Consumables #22

Reel Paradise

I was not a big fan of this. It’s been sitting on my Netflix queue forever and I just kept putting off watching it because I knew it would piss me off. I shall spare you my thoughts on cultural imperialism and just say (and you may quote me on this): BARF.

The Bachelorette
Just when I thought I was out, THEY PULLED ME BACK IN. I haven’t watched all season, but I did watch the last two episodes and I can’t even believe how mind-numbingly boring these people are. Why do I want to watch boring people vying for each other’s boring affection? I’ll tell you why. It’s because they go on “overnight dates” and use funny euphemisms for making the sex. “I am just really looking forward to having alone time with Ali. So that we can really relax. And just get to know each other more deeply.” “I really want Chris to put himself out there tonight. I just really need to see who he is.” What is it with the “putting himself out there,” people? So many times with the “putting himself out there”! Apparently, it is the main thing one looks for in a mate. Perhaps we should be incorporating this into our vows to each other. “Do you promise to always love, honor, and put yourself out there?”

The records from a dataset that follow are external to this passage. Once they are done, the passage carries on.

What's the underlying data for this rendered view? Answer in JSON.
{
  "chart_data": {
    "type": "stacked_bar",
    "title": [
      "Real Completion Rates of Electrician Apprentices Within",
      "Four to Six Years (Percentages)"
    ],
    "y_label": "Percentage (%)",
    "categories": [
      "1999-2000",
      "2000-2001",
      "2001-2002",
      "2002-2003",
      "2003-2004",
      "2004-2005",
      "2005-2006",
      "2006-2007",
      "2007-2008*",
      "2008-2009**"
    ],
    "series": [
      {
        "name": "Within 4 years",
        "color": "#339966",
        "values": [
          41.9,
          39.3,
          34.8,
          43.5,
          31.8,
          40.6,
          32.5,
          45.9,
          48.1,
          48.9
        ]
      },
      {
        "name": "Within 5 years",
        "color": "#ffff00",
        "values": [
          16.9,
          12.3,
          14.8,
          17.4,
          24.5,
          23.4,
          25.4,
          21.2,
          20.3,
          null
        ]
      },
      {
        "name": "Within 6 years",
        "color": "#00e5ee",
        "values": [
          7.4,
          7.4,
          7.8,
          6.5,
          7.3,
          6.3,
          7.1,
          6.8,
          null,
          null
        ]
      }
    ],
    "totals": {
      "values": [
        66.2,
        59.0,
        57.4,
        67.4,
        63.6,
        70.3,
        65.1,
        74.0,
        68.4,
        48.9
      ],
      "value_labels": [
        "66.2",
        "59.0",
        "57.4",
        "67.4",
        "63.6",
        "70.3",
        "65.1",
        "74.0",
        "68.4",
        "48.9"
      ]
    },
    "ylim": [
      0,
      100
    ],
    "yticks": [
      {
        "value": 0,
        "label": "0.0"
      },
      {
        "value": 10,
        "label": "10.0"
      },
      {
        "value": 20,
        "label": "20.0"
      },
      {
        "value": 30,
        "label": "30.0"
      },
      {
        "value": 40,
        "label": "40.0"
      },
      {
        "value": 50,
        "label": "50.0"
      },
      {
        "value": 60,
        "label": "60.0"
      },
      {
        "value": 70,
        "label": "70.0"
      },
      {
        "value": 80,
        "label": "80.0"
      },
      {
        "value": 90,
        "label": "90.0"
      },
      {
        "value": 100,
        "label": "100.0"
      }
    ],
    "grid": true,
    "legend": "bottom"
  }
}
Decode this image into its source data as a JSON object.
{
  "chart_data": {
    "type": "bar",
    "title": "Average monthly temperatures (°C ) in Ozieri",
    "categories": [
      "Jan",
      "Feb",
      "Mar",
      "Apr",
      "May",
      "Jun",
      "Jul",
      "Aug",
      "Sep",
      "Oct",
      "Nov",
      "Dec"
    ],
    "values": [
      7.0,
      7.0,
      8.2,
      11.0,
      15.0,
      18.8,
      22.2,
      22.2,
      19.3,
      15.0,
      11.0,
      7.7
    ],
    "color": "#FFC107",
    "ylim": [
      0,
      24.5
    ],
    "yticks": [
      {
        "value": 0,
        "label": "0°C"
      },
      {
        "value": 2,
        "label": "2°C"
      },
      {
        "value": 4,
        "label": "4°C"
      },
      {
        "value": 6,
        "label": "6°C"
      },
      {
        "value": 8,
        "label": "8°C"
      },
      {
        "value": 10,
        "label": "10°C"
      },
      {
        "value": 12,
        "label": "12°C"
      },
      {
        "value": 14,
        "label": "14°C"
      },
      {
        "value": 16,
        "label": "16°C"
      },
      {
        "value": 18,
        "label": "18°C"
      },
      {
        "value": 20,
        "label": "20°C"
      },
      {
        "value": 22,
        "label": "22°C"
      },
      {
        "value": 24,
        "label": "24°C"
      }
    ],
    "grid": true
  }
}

Zookeeper’s Wife by Diane Ackerman
I am not usually impressed by celebrity. Large or small. Hot movie star, or brainiest professor on campus? Whatever. If you are the person that everyone talks about and oohs and ahhs over, this will most likely cause me to be skeptical of you. When I was in the THEE-AH-TAH!, the big stars that came in that everyone went googoo for? They were straight up assholes. Like, 99% of the time. So although I don’t think celebrity/popularity makes you an ass, I do think the liklihood is higher. So in the library world, the biggest celebrity is a little lady by the name of Nancy Pearl. If you have ever seen the Librarian Action Figure, it is based on her. Also, you may hear her on NPR’s Morning Edition or other egghead places like that, reviewing books and talking about other librarianish things. To the non-librarian, she is pretty unknown. To the librarian, she is more beloved than Shel fucking Silverstein. When she shows up to conferences and stuff, people go all atwitter. Therefore, my natural inclination toward her should be one of gaggy eye-rolling. However, in this case, I must make an exception to my skepticism. Because Nancy is the nicest lady you will ever meet in your life. Really, she is. Anyway, I got to have a long meeting with her and other colleagues this week and it was nothing but delightful. And we talked about many books, The Zookeeper’s Wife being among them. So I read it this week. Which is a really roundabout way for me to talk about nice Nancy Pearl, the semi-celebrity who is unequivocally not a fuckface.

This Is It
I can’t think about this title without going to the bad Kenny Loggins place. “THIS IS IT! Make no mistake where you ahhhh….”  So this documentary is just a bunch of clips of Michael Jackson rehearsing, and he is clearly only performing at about 25% effort, because it’s just rehearsing. And yet, me, um, riveted. Must have been the dormant 6th grader in me who would pay money to watch Michael Jackson mow his lawn. Wait, I guess Michael Jackson wouldn’t have mowed his lawn though. Well, I would have watched him make Bubbles mow it then, or something. Oh whatever.

Big Eden
Ok, so the ending was a little cheesy, but still. I thought it was sweet.


  1. I met Nancy at ALA this year. You are right she is mega nice. When I told her I was doing a YA Books That Appeal to Adults booklist, and said 'I guess that means I finally have to read Twilight' she grabbed me by the shoulder and said "YOU DO NOT have to read Twilight!" If Nancy Pearl says I don't have to read it, I guess I really don't have to read it!